DeVoy’s motion denied
Hearing examiner Scott Herrick has denied a motion made by DeVoy’s attorney, Tom Halloran. The motion was part of an ongoing argument that has been moving slowly toward an evidentiary hearing for the chief.
Halloran moved to prevent the village from walking away from settling with DeVoy, Herrick told the Gazette as he explained his five-page denial.
Halloran filed the motion after the board in September voted against a settlement that would have brought DeVoy back to work under strict conditions.
“The chief is not claiming it (the draft settlement) is a contract,” Herrick said. “He’s saying the village should be estopped (a legal term loosely meaning “stopped”) from walking away from it.”
Herrick denied the motion Saturday without holding a hearing that had been tentatively scheduled for Friday, Oct. 23. Herrick disagreed with Halloran’s argument that the board was bound to negotiating.
With the motion out of the way, the two sides might be more likely to settle prior to an evidentiary hearing scheduled Nov. 16, Herrick said.
The Gazette could not reach Halloran or village attorney Mark Hazelbaker to ask about the likelihood of a settlement.
But the board Monday night turned down an option that could have resulted in a settlement.
The board voted against giving the village police committee the power to meet with DeVoy to reach a settlement.
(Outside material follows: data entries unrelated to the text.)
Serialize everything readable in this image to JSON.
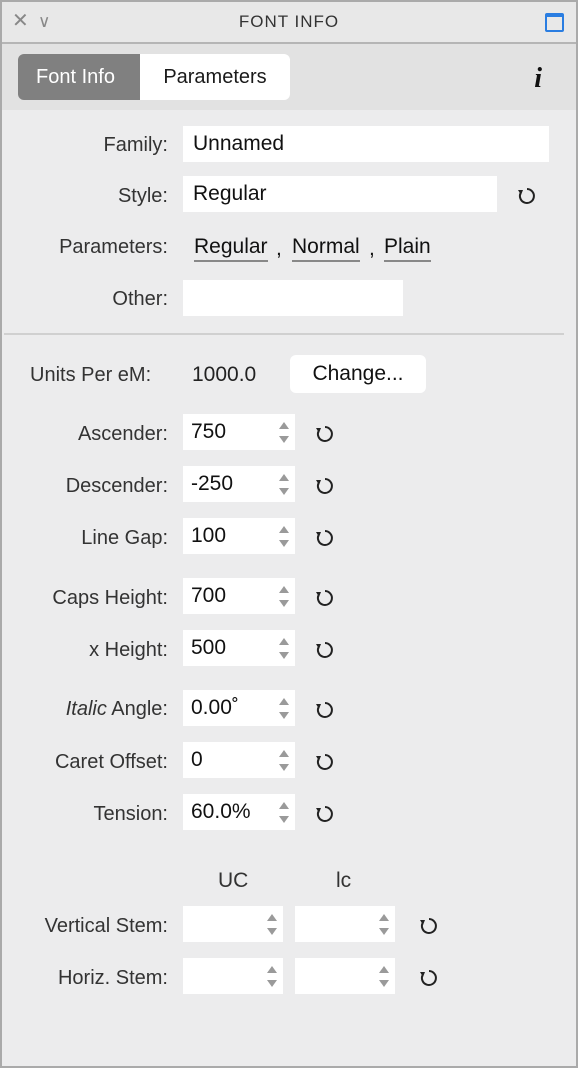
{
  "window": {
    "title": "FONT INFO"
  },
  "tabs": [
    {
      "label": "Font Info",
      "active": true
    },
    {
      "label": "Parameters",
      "active": false
    }
  ],
  "info_button": "i",
  "family": {
    "label": "Family:",
    "value": "Unnamed"
  },
  "style": {
    "label": "Style:",
    "value": "Regular"
  },
  "parameters": {
    "label": "Parameters:",
    "links": [
      "Regular",
      "Normal",
      "Plain"
    ],
    "separator": ","
  },
  "other": {
    "label": "Other:",
    "value": ""
  },
  "units_per_em": {
    "label": "Units Per eM:",
    "value": "1000.0",
    "button": "Change..."
  },
  "metrics": {
    "ascender": {
      "label": "Ascender:",
      "value": "750"
    },
    "descender": {
      "label": "Descender:",
      "value": "-250"
    },
    "line_gap": {
      "label": "Line Gap:",
      "value": "100"
    },
    "caps_height": {
      "label": "Caps Height:",
      "value": "700"
    },
    "x_height": {
      "label": "x Height:",
      "value": "500"
    },
    "italic_angle": {
      "label_italic": "Italic",
      "label_rest": " Angle:",
      "value": "0.00˚"
    },
    "caret_offset": {
      "label": "Caret Offset:",
      "value": "0"
    },
    "tension": {
      "label": "Tension:",
      "value": "60.0%"
    }
  },
  "stems": {
    "columns": [
      "UC",
      "lc"
    ],
    "vertical": {
      "label": "Vertical Stem:",
      "uc": "",
      "lc": ""
    },
    "horizontal": {
      "label": "Horiz. Stem:",
      "uc": "",
      "lc": ""
    }
  },
  "colors": {
    "accent": "#2a7de1",
    "active_tab": "#808080",
    "panel_bg": "#ececed"
  }
}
The police committee last week recommended that course of action.
Some audience members supported allowing the committee to meet with DeVoy, saying the village can’t afford the cost of a hearing.
Some board members said that a hearing needs to take place to let the public see the evidence against DeVoy.
DeVoy has not worked since December when he was suspended with pay after village employees found surveillance cameras in the police department.
An investigation into the legality of the cameras unearthed evidence that investigators said indicated DeVoy spent a lot of time on the job violating village employment policies. The Walworth County Sheriff’s Office installed the cameras at the chief’s request, according to investigative documents obtained by the Gazette.
In March, the board voted to fire DeVoy based on a series of non-criminal charges including violating the village’s computer policy, installing the computers without proper authority and having a sexual relationship with a subordinate.
He still is being paid while he awaits the Nov. 16 hearing that could uphold or deny the board’s decision to fire the chief.
The hearing already has been postponed several times.
In addition to denying Halloran’s claim, Herrick’s written denial answered one question that has been debated by both sides.
Some have said that if DeVoy were fired, he would have to pay back the salary he has earned since March.
“Chief DeVoy will not be required to repay salary received since March 7,” Herrick wrote. “His salary is secure pending disposition of the charges against him, and of course the charges may be decided in his favor.”